I'm delighted to see that at long last this problem is being taken
seriously. 

> If we give a set of rules for which to prefer, as I have several times
> said, we will end up with interoperability, and you will then be safe
> to use XML in systems where you have no control over the recipient,
> rather like HTML today.
> 
> If we don't have PUBLIC at all, this problem goes away.
> I would rather wait six to twelve months before adding PUBLIC.

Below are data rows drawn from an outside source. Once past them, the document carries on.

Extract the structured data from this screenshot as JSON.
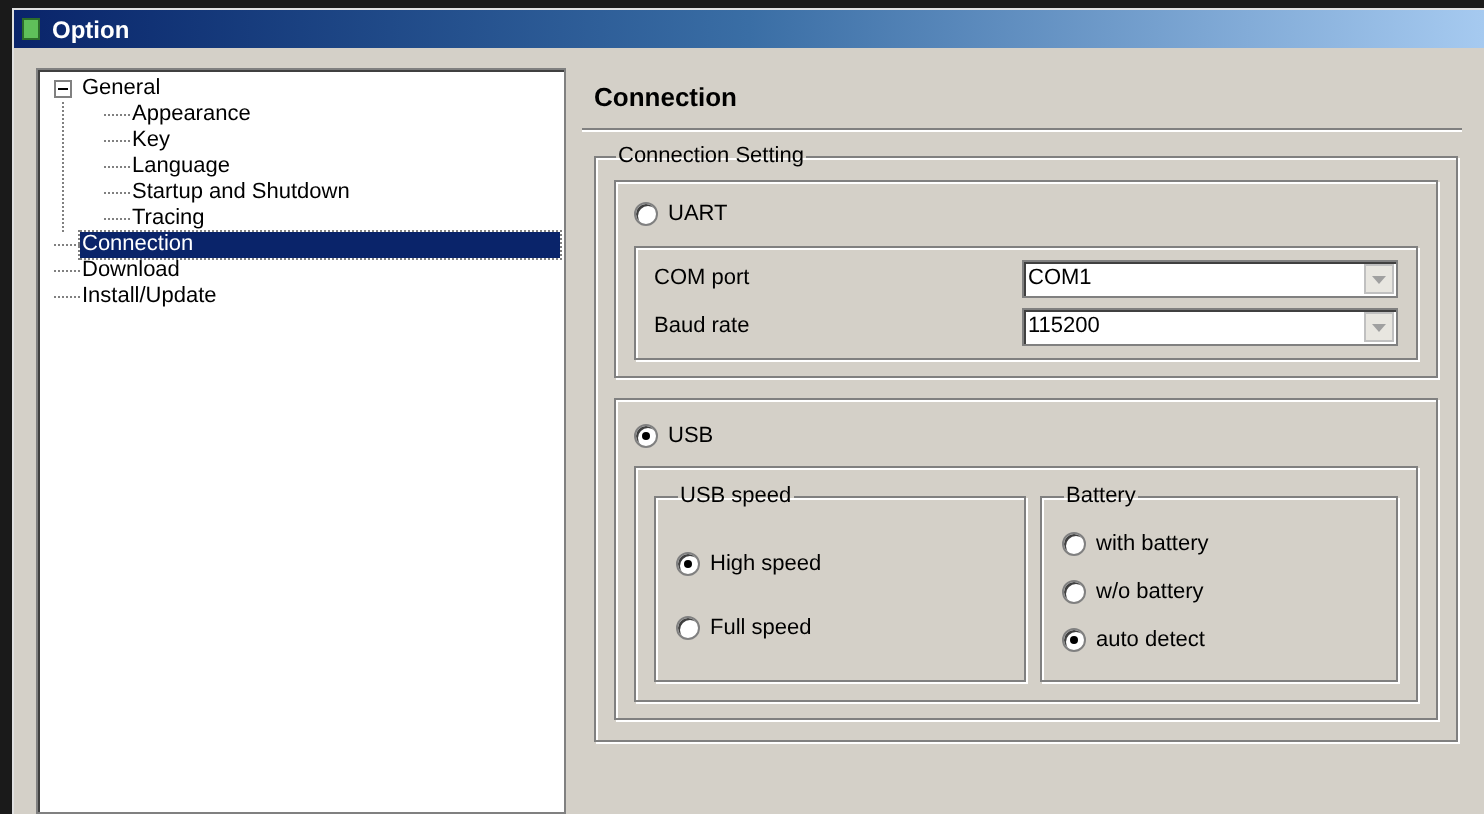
{
  "window": {
    "title": "Option"
  },
  "tree": [
    {
      "label": "General",
      "expanded": true,
      "selected": false,
      "children": [
        {
          "label": "Appearance",
          "selected": false
        },
        {
          "label": "Key",
          "selected": false
        },
        {
          "label": "Language",
          "selected": false
        },
        {
          "label": "Startup and Shutdown",
          "selected": false
        },
        {
          "label": "Tracing",
          "selected": false
        }
      ]
    },
    {
      "label": "Connection",
      "selected": true
    },
    {
      "label": "Download",
      "selected": false
    },
    {
      "label": "Install/Update",
      "selected": false
    }
  ],
  "page_title": "Connection",
  "connection_setting": {
    "title": "Connection Setting",
    "uart": {
      "label": "UART",
      "selected": false,
      "fields": [
        {
          "label": "COM port",
          "value": "COM1"
        },
        {
          "label": "Baud rate",
          "value": "115200"
        }
      ]
    },
    "usb": {
      "label": "USB",
      "selected": true,
      "usb_speed": {
        "title": "USB speed",
        "options": [
          {
            "label": "High speed",
            "selected": true
          },
          {
            "label": "Full speed",
            "selected": false
          }
        ]
      },
      "battery": {
        "title": "Battery",
        "options": [
          {
            "label": "with battery",
            "selected": false
          },
          {
            "label": "w/o battery",
            "selected": false
          },
          {
            "label": "auto detect",
            "selected": true
          }
        ]
      }
    }
  }
}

We may have to agree to disagree on this, but I'm willing to be
persuaded. The problem is that the PUBLIC identifier is the "real" (ie
formal) name of my DTD. I don't care what filename you give your
locally-cached copy, or what filename someone calls their version
available via a URL. What is crucial is that if I identify my document
as being "-//Davenport//DTD DocBook V3.0//EN" then that is what it is,
nothing more and nothing less. Trying to fudge the issue of public DTDs
without PUBLIC identifiers, trying to rely on someone's localised
concept of what they might want to call the DTD file on the third
Tuesday after the full moon, is a guaranteed recipe for disaster. Where
private DTDs are concerned, by all means stick with SYSTEM ids. I just
cannot believe that people seriously mean that a browser is capable of
doing the right thing when given <!doctype html system "html.dtd"> when
there must be 100 or more DTDs all claiming to be that.


Where we agree 100% is that we need a set of rules, and they're nearly
all binary choices, so it's just a large nest if if-then-elses.